Closed meetings continue to proliferate. High-priced consultants thrive on the contracts they have been awarded, often recommending in their final reports that more consultants be hired.

Significant cost overruns come to general council meetings as consent items that are neither discussed nor debated. And most disturbing in these times of increasingly unaffordable housing, property taxes have skyrocketed. My own have increased 39 per cent since this current council was elected.

Beware of politicians touting “good governance.”

Les Barclay
Nanaimo

Important to screen dogs from elsewhere

Re: “Dog-rescue organization laments ban on foreign imports,” Aug. 30.

The Furever Freed organization needs to give their collective head a shake in their opposition to the Canada Food Inspection Agency’s ban on the importation of dogs from 100 countries, effective Sept. 28, World Rabies Day.

It is astounding that this group would put the rescue of dogs above the health and safety of Canadians. As stated in the article, there is no test for rabies on live animals and the disease has a long incubation period.

When symptoms occur, the outcome is 99% fatal in humans and dogs. That in itself is alarming, and to learn that two rabid dogs were imported in 2021 is downright frightening.

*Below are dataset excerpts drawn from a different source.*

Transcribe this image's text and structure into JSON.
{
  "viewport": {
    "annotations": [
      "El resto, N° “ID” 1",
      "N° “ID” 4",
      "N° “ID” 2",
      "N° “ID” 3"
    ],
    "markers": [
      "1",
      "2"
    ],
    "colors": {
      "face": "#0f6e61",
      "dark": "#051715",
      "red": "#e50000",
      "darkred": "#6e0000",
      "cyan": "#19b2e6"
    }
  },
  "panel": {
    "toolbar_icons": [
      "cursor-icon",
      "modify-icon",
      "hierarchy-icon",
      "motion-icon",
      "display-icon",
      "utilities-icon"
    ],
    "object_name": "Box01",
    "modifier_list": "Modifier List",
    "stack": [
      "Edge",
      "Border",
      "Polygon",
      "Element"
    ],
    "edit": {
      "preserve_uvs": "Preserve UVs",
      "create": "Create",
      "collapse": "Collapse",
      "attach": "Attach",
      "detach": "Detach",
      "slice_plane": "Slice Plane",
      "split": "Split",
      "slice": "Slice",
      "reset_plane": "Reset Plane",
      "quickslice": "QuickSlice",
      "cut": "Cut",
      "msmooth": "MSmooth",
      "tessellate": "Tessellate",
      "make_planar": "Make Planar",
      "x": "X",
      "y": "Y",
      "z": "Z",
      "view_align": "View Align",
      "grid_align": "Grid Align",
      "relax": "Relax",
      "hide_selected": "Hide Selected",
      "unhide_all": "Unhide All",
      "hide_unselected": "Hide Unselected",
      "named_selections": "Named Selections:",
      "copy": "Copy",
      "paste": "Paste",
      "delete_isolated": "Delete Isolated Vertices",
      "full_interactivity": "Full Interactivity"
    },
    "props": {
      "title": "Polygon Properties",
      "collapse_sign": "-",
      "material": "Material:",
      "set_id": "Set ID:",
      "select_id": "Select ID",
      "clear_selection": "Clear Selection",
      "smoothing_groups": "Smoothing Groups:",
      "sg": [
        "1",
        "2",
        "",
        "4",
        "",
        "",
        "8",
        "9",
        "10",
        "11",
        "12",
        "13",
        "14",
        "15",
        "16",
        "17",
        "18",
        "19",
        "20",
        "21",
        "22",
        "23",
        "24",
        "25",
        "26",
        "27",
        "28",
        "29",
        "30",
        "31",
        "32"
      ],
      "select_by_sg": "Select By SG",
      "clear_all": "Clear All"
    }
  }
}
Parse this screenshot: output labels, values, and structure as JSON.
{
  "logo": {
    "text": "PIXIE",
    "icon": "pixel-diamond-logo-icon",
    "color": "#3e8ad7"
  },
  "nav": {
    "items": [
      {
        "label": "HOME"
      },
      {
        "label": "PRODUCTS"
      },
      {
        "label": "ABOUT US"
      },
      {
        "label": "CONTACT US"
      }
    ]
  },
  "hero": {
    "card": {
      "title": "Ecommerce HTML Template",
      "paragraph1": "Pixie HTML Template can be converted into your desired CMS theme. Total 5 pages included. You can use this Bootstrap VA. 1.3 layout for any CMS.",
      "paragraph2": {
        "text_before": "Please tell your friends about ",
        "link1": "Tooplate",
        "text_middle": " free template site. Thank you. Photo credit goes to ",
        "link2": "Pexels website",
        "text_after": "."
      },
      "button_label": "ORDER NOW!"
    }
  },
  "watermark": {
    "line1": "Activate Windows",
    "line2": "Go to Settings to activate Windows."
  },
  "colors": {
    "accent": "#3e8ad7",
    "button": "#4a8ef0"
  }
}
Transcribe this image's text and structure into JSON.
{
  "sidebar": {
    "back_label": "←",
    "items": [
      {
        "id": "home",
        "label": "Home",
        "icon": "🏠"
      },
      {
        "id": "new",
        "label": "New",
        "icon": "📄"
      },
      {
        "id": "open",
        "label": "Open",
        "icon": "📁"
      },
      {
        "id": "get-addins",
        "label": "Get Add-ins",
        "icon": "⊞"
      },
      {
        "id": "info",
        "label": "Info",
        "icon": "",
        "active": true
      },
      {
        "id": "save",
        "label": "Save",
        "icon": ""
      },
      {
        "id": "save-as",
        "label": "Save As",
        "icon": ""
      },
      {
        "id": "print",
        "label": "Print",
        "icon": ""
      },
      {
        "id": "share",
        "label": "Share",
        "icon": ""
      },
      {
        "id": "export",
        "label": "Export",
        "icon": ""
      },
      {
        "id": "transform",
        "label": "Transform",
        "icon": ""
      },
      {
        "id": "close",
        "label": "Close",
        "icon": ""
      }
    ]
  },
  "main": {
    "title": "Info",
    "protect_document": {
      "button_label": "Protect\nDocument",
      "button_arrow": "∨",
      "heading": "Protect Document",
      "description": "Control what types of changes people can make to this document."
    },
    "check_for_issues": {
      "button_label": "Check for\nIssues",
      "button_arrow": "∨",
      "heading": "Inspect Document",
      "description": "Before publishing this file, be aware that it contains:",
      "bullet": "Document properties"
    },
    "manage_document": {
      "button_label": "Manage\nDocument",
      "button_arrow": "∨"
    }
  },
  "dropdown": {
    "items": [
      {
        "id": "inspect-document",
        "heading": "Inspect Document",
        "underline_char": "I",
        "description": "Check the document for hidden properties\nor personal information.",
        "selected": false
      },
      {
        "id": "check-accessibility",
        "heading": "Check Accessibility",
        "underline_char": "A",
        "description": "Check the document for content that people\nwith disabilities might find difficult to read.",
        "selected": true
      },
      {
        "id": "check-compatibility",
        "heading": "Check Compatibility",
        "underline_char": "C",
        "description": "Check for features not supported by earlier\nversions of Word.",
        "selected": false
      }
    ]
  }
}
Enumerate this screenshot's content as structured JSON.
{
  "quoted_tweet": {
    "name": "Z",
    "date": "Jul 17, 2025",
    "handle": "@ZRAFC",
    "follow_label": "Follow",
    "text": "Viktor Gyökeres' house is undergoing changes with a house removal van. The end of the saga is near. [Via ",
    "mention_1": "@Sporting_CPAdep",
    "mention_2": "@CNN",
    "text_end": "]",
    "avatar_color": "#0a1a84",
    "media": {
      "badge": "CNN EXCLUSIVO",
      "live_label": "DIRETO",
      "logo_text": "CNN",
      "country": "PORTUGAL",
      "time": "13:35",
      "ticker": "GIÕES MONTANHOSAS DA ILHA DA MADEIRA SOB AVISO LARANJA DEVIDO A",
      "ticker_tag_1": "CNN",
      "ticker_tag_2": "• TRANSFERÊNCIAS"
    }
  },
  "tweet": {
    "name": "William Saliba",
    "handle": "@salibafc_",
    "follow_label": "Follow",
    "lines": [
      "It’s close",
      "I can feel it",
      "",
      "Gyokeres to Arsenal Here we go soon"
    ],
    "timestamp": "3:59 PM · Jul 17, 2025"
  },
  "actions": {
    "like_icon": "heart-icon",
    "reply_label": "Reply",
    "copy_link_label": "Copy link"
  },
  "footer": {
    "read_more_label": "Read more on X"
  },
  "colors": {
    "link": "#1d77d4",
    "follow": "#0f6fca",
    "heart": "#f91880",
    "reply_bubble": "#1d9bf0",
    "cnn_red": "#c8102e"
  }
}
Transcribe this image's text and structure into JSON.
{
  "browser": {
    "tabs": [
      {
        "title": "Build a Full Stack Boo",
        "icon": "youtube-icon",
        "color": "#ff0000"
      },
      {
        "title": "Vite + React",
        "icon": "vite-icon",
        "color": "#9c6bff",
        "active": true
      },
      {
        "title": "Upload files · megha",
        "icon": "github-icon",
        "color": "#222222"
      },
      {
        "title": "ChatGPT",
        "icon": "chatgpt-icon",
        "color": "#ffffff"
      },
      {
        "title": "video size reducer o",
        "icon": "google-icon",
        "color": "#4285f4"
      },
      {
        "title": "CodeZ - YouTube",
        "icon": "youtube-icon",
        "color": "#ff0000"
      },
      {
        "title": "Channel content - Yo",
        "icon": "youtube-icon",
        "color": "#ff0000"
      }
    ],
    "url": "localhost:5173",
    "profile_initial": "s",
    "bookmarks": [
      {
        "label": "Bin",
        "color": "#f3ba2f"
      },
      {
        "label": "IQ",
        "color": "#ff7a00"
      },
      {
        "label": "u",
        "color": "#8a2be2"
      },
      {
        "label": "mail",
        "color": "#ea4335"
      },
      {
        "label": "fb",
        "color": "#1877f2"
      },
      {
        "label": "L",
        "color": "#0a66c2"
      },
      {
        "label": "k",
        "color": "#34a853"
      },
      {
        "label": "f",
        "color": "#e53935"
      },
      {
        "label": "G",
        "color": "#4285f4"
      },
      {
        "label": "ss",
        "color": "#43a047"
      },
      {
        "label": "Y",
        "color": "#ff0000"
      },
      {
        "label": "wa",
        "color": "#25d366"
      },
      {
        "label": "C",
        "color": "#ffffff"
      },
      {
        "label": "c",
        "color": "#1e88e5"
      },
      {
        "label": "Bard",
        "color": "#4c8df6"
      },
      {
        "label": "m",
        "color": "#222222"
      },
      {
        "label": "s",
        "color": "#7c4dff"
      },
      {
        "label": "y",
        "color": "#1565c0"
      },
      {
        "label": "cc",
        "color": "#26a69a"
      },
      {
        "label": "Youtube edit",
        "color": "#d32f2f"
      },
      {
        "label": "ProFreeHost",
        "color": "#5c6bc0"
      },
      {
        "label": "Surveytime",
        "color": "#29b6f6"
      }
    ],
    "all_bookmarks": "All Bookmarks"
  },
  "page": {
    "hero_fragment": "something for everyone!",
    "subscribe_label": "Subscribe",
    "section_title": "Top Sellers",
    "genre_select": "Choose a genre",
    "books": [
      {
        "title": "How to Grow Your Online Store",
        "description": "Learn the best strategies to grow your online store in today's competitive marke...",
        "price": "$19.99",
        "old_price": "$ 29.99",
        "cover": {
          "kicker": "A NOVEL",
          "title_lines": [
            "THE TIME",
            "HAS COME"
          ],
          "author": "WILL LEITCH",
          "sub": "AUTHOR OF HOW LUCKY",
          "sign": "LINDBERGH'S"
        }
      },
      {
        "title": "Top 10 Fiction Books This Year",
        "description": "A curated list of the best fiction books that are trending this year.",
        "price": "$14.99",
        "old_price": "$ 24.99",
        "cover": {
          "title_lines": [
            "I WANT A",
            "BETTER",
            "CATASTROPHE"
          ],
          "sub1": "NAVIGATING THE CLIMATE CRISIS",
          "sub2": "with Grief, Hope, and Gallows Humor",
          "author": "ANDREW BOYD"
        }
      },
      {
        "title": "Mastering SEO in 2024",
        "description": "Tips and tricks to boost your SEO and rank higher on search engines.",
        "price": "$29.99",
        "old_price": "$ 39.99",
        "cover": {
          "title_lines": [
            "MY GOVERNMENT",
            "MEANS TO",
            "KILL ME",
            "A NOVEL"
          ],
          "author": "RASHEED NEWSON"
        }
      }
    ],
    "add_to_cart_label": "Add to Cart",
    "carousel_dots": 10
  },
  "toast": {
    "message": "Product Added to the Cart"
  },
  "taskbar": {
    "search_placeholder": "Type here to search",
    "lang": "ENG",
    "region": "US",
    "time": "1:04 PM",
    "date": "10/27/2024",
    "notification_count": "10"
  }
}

The Furever Freed group may be well intended, but the risk of importing a deadly disease is ludicrous. COVID spread through the world from one source and was impossible to contain — and COVID isn’t nearly as lethal as rabies.

Hopefully, the CFIA will hold course on their decision in the interests of the Canadian people and their dog. I also hope they will closely screen imported dogs from all countries.

John R. Paterson
Victoria

Decentralized mental health care is a failure

Since the 1960s there has been a movement to take mentally ill patients out of institutions and place them in community care. The government’s plan was to defund the institutions and put the funding into the new model.

The funding was severely decreased over time, essentially guaranteeing the community care approach would fail. We see the results every day on the news.

People dying from overdoses, people randomly attacked on the street, massive homelessness, poverty and all of this placing a huge burden on ambulance, paramedic and emergency room services.

In February 2008 in the Times Colonist, Gordon Campbell called the current approach to mental health and addiction a failure. It is mind-blowing that subsequent governments have continued to promote a failed system.

Yes, repeating the same thing over and over and expecting a different outcome is the very definition of insanity. It’s time for a new approach — and soon.

Richard Smith
Central Saanich

Le Tour de Vancouver Street is a real danger

The B.C. Motor Vehicle Act states all vehicles must come to a complete stop at every stop sign (and red light), as driving columnist John Ducker has said.

This should also be for all other wheeled modes of transportation such as bicycles, scooters and skateboards, but in Victoria this is not enforced whatsoever.

The most dangerous intersection where cyclists and scooters regularly blow through the stop sign is at Southgate and Vancouver Street in Fairfield.

Starting at Fairfield Street and Vancouver Street, there are no speed bumps or other means to slow cyclists, and I have witnessed many bicyclists unable to stop in time at the bottom of the hill due to their high speeds.

If there is nothing to deter speeding bicycles from blowing through this stop sign, then this is just a fatal accident waiting to happen.